The dish of life only gets more complex. A chef will tell you crowding the pan with too many ingredients means all of them cook less effectively. And for me, the brightness of other things in my life’s skillet weren’t coming through enough for my taste. Things felt, as Paul Hollywood would say, stodgy.
Something had to give. I chose alcohol. You may choose something else. You should choose crack if you do crack. Or meth. Or Fox News.
No matter what you choose to take out of the skillet of your life, though, you’ll definitely continue to think about it. I certainly haven’t forgotten about my love of cocktails.
My Martini
I still want a martini every once in a while. Back in the day, I’d bring a book, notepad, or even a laptop to the bar to unwind. I’d banter with the bartender. I’d meet new people. I chose hotels based on how close a great bar was.
But do I miss my martini or the situation I’d drink my martinis in?
Most of our total time in a bar isn’t literally drinking. In fact, by the numbers, I’d guess less than 95% of our time we’re even touching our drinks. People go to bars to hangout, get a little silly, and maybe meet someone new. I wanted to be in a place where the unexpected could happen. What better place for that than a bar?
On my Nebraska road trip the last 6 months I’ve realized that my beloved martinis were nothing more than a ticket for admission to sit at my favorite bars. Hell, even as I edit this very post (after surviving my turbulent-laden flight earlier) I’m sitting at a bar at my San Francisco hotel. Now I’ll order a bitters and soda, some food, and tip the staff out accordingly. It’s their livelihood, after all.

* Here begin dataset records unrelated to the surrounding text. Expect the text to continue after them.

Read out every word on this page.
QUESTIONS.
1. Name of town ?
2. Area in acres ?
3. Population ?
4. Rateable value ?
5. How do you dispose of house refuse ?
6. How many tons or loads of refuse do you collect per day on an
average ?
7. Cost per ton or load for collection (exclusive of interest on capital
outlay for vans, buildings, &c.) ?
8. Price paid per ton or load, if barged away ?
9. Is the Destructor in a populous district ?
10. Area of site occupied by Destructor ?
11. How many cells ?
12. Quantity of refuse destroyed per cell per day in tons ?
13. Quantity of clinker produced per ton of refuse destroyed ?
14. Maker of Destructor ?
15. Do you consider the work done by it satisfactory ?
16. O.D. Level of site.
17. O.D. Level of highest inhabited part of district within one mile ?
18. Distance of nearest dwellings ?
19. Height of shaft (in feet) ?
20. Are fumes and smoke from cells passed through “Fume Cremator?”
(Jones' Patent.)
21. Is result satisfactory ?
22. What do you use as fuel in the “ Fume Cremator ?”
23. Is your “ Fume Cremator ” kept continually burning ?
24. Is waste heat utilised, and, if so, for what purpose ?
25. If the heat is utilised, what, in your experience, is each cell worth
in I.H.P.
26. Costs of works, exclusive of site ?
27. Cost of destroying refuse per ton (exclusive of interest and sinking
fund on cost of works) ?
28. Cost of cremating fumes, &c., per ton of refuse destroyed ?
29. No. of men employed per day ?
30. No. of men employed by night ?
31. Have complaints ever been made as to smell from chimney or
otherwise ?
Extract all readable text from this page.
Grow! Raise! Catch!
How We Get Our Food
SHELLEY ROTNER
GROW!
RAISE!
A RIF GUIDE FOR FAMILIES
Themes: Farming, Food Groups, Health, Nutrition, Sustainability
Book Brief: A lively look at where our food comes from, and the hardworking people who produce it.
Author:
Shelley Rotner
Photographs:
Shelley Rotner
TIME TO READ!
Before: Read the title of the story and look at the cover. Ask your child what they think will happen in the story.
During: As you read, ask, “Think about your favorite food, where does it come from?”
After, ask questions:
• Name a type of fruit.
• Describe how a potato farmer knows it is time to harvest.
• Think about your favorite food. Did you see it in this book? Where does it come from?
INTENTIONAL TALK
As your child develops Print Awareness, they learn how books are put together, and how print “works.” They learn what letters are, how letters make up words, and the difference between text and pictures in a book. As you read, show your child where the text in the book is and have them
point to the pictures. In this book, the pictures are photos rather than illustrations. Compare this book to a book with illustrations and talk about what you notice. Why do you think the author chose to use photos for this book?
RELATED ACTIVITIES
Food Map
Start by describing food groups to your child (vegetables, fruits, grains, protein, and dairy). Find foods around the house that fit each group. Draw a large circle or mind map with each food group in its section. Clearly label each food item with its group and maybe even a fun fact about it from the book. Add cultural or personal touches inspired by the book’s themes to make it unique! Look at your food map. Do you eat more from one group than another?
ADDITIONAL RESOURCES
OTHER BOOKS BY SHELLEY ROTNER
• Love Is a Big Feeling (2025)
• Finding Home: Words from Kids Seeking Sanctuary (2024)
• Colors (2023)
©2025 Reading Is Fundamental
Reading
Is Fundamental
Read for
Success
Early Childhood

Early mornings without consequences
When I think about the early mornings I had to battle with a hangover, my head hurts all over again. The money spent, the damage done, and the lost Sunday. Those days are gone for me, but recently I had a fun reminder of what we ourselves used to do after having a few too many.
During the summer, my partner Nicole (who is my sober co-founder) and I had one of those early morning flights that makes you wonder what ghoul possessed you when you booked it. Our 4am alarm went off, then our 4:05am alarm went off, and we left our apartment en route to Newark Liberty.
But as the apartment elevator door opened to our lobby two neighbors were coming home from a night out. Their surprise at seeing our luggage prompted an unbridled and slurry “Are you going to the airport right now?!” – Witnessing their DUI (disbelief under the influence) was a poetic reminder of my past. After we replied with a simple “yes” not expecting a conversation at 4:30am in our lobby, they yelled back “Ok! Have a great flight!” as the elevator doors closed. But knowing we would not be upset with our dastardly drunkenness keeping us up so late felt familiar.
Flying into smooth air, and the seatbelt sign turning off.